Faculty of Physics and Applied Computer Science, AGH University of Science and Technology, al. A. Mickiewicza 30, 30-059 Krakow, Poland.
Nencki Institute of Experimental Biology, Polish Academy of Sciences, ul. Pasteura 3, 02-093 Warszawa, Poland.
Sensors (Basel). 2021 Jun 28;21(13):4423. doi: 10.3390/s21134423.
In this paper, we present a modular Data Acquisition (DAQ) system for simultaneous electrical stimulation and recording of brain activity. The DAQ system is designed to work with custom-designed Application Specific Integrated Circuit (ASIC) called Neurostim-3 and a variety of commercially available Multi-Electrode Arrays (MEAs). The system can control simultaneously up to 512 independent bidirectional i.e., input-output channels. We present in-depth insight into both hardware and software architectures and discuss relationships between cooperating parts of that system. The particular focus of this study was the exploration of efficient software design so that it could perform all its tasks in real-time using a standard Personal Computer (PC) without the need for data precomputation even for the most demanding experiment scenarios. Not only do we show bare performance metrics, but we also used this software to characterise signal processing capabilities of Neurostim-3 (e.g., gain linearity, transmission band) so that to obtain information on how well it can handle neural signals in real-world applications.
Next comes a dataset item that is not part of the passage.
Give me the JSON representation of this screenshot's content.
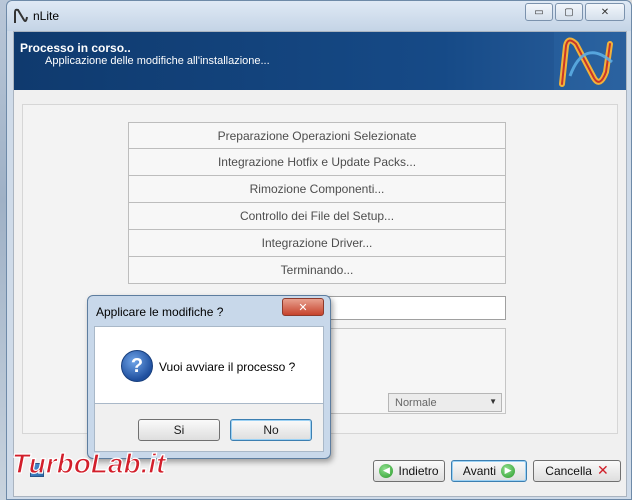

The results indicate that each Neurostim-3 channel exhibits signal gain linearity in a wide range of input signal amplitudes. Moreover, their high-pass cut-off frequency gets close to 0.6Hz making it suitable for recording both Local Field Potential (LFP) and spiking brain activity signals. Additionally, the current stimulation circuitry was checked in terms of the ability to reproduce complex patterns. Finally, we present data acquired using our system from the experiments on a living rat's brain, which proved we obtained physiological data from non-stimulated and stimulated tissue. The presented results lead us to conclude that our hardware and software can work efficiently and effectively in tandem giving valuable insights into how information is being processed by the brain.
在本文中,我们提出了一种用于同时进行脑电刺激和记录的模块化数据采集(DAQ)系统。该 DAQ 系统旨在与称为 Neurostim-3 的定制专用集成电路(ASIC)和各种市售多电极阵列(MEA)一起使用。该系统最多可以同时控制 512 个独立的双向(即输入-输出)通道。我们深入探讨了硬件和软件架构,并讨论了该系统中协作部分之间的关系。本研究的特别重点是探索高效的软件设计,以便它能够使用标准个人计算机(PC)实时执行所有任务,而无需进行数据预计算,即使对于最苛刻的实验场景也是如此。我们不仅展示了基本的性能指标,还使用该软件对 Neurostim-3 的信号处理能力进行了特征描述(例如,增益线性度、传输带宽),以便了解它在实际应用中处理神经信号的能力。结果表明,Neurostim-3 的每个通道在输入信号幅度的宽范围内都表现出信号增益的线性度。此外,其高通截止频率接近 0.6Hz,使其适合记录局部场电位(LFP)和尖峰脑活动信号。此外,还检查了电流刺激电路在复制复杂模式的能力方面。最后,我们展示了使用我们的系统从活体大鼠大脑实验中获得的数据,这证明我们从未刺激和刺激组织中获得了生理数据。所呈现的结果使我们得出结论,我们的硬件和软件可以有效地协同工作,深入了解大脑如何处理信息。